I looked up from the shitty brown water and followed his pointed finger. At first, the reflected glare of the sun was too much for me. But I squinted and looked again. Sure enough, it was another body. Its belly was puffed up like an inflated bladder, and it bobbed about, face just visible beneath the water. I watched as the current from the south and the wind from the north drew us closer and closer together. It passed by about a dozen yards from the prow of our boat. I forced myself not to turn and continue looking at the bloated face and the white, bulging eyes. Not a pretty sight, I said to myself. Still, it affected Martin less than the occasional crocodile.

It was the second day of our journey up the Nile to Letopolis. After a little trouble with the winds of the sea crossing, and then a brief difficulty over further transport, it had been a smooth and uneventful voyage from Bolbitine. I’d somehow imagined the Nile as about the width of the Tiber, and passing between masses of lotus plants and various reeds on either side, with wide expanses of black land beyond. I hadn’t fully appreciated the scale of the annual floods. They’d swollen the river as wide in places as Lake Mareotis, and had covered up the black land almost to where the desert started.

We were now coming out of the Delta – that immense fertile plain watered by the seven branches of the Nile. As its branches came closer together, the river itself was more embanked and no longer so impossibly wide. Even so, it remained wider than I’d expected, and I now understood that the undivided Nile above Letopolis would continue wide. Moreover, since we were leaving the great flood plains behind, the narrower waters had wholly covered up the black land. On each side of us, the desert was increasingly evident – a line of red, its interior hidden by the heat haze.

If I hadn’t conceived the details of their appearance accurately, I knew well enough that the waters would eventually recede, leaving behind them a thick layer of mud. This would be the virgin soil in which the harvest would be sown come October, and from which, come March, the fabulous wealth of Egypt would be reaped. If those who sowed and reaped it had never yet seen much of this wealth, that, I told myself, I was here to change.

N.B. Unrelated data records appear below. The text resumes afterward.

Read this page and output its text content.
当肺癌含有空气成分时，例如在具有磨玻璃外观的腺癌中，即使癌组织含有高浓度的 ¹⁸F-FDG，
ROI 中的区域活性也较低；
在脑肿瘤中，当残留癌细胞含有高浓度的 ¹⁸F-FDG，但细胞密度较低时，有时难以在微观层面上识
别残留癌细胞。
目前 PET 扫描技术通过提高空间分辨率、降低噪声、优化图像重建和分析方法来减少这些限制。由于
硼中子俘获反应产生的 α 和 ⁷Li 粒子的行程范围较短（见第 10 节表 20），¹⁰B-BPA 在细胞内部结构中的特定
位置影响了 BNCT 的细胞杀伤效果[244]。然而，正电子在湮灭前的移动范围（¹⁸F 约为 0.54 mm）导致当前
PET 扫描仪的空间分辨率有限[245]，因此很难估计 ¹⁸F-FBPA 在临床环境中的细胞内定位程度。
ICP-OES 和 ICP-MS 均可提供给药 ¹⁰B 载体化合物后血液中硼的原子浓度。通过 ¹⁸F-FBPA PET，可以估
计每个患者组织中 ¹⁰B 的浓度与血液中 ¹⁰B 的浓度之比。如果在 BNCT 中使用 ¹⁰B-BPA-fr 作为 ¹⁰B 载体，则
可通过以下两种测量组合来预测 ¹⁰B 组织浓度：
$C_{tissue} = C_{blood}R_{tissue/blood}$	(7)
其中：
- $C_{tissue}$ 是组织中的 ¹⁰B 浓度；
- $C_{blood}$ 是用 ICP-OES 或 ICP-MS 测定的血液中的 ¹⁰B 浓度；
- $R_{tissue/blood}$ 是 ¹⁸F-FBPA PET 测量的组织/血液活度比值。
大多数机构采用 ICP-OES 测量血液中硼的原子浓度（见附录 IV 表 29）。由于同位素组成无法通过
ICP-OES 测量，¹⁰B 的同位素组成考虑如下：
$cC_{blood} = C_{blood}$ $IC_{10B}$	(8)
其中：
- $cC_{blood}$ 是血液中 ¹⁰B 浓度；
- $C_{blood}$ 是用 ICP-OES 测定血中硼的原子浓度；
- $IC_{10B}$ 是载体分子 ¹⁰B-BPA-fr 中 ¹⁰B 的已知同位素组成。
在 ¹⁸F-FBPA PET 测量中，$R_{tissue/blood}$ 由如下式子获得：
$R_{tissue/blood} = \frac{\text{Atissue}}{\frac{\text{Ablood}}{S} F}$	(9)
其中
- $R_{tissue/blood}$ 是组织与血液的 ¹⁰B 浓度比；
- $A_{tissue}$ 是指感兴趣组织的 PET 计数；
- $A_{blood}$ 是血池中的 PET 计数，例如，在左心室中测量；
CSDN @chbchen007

Here and there, the tops of the taller palm trees poked above the waters. Every so often, we’d pass little clusters of dwellings crammed on to artificial mounds, looking for all the world like islands in the sea.

‘Boats setting out from the left bank,’ Captain Lucas called out in his flat Greek. I stopped myself before I could look to the left. We were passing up the Nile, I reminded myself. Left and right here were defined by the position of one looking downstream. Over on my right, a flotilla of tiny canoes had set out from one of those artificial mounds. Each one carrying a man and a few runtish children, they rowed close beside us. It didn’t need any grasp of the language to know what was wanted. With piteous wails, the children stretched out their arms towards us, now and again pointing into their unfilled mouths.

Had I seen this a dozen times already? Two dozen? It was hard to tell. On that dreary, unnaturally silent expanse of water, all events of the same class blended eventually into one. I know that the first time we’d come across these desperate wretches, I’d told Lucas to throw our waste into the river. He’d shaken his head. Do that, he’d assured me, and they’d follow us up river until their strength failed. So now, as before and a forgotten number of times before that, I looked steadily down until the cries were out of hearing.